EU mobile operators urged to consolidate

If Europe wants its mobile networks to be as advanced as those in the US, further mergers are necessary among wireless operators, said Ronan Dunne, the chief executive of Telefonica SA’s O2 unit.

EU mobile operators urged to consolidate

European regulations need reforms to allow cross-border mergers, which will support investment in new networks and increasing wireless data use, he said. Bigger companies, like Telefonica and its peers with operations in several countries, will then be in a position to “roll up” some of the smaller operators.

“This place is just so fragmented” and that’s discouraging acquirers, Dunne said. In Europe “there’s a realisation that you need in-country scale, but you also need some European champions”.

Telefonica agreed to sell its O2 unit in the UK to Hutchison Whampoa Ltd for £10.25bn (€13.95bn) last week. The merger will combine O2 with Hutchison’s Three business and take the UK mobile market from four players to three. It will also make the merged company the biggest wireless operator in the country with more than 30m subscribers.

The European Union’s competition commissioner Margrethe Vestager said last month that telecom consolidation shouldn’t “affect the affordable consumer prices.” The commission will probably decide on whether or not to approve the tie-up between Three and O2, the companies have said.

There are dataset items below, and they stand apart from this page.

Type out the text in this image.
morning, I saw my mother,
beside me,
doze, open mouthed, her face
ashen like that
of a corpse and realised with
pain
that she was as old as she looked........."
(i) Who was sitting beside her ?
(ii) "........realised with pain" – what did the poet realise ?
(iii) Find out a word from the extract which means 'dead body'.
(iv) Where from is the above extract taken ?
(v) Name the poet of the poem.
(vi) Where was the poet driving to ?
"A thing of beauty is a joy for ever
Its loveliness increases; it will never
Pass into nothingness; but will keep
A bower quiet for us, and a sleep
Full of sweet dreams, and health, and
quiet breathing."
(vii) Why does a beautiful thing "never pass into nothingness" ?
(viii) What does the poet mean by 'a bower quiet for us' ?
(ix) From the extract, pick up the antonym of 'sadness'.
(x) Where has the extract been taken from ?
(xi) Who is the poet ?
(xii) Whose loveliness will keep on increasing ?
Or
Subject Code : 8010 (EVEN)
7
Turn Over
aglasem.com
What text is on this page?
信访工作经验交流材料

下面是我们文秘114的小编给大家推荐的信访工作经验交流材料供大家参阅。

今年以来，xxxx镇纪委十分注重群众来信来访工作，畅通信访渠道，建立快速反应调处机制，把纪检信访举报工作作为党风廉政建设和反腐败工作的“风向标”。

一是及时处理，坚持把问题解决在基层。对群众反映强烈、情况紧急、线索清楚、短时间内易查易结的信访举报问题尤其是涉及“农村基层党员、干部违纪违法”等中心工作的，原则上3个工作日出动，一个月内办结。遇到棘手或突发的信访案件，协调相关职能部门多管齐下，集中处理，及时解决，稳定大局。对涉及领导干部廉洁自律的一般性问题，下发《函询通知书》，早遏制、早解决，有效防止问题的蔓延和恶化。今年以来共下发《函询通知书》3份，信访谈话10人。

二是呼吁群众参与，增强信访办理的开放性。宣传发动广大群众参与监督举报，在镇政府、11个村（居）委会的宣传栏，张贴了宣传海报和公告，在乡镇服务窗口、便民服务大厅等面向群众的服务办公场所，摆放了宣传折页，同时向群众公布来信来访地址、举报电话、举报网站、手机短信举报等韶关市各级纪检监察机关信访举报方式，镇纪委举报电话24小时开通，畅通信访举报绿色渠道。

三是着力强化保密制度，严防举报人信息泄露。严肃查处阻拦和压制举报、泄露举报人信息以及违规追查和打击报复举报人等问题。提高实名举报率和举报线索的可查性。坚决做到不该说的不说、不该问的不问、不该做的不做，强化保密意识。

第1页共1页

Vestager’s predecessor, Joaquin Almunia, was criticised by some national regulators for approving similar deals that shrank the number of competitors in Austria and Ireland.

While operators wait for new regulation to allow networks that flow across countries’ borders, there are two ways to grow through acquisitions: combining with another wireless company or adding new services such as broadband and TV.

“Scale is going to continue to be important and increasingly important,” Dunne said. “We needed to be a buyer or a seller.”

The deal with Hutchison creates one of the few remaining pure-play mobile operators in the UK. Dunne declined to comment on how a merged Three-O2 might participate in cross-border deals.

BT Group Plc, the former phone monopoly and biggest broadband provider in the U.K., has agreed to buy EE Ltd, the biggest mobile operator. Sky Plc, the pay-TV operator, and TalkTalk Telecom Group Plc, a TV and broadband provider, are both paying O2 to resell its mobile service to their customers.

Still, less than 2% of the market buys all four services – broadband, mobile, fixed-line and TV – from the same provider now. While that’s bound to go up, O2 executives don’t think it will become the primary way people buy phone and TV service, Dunne said.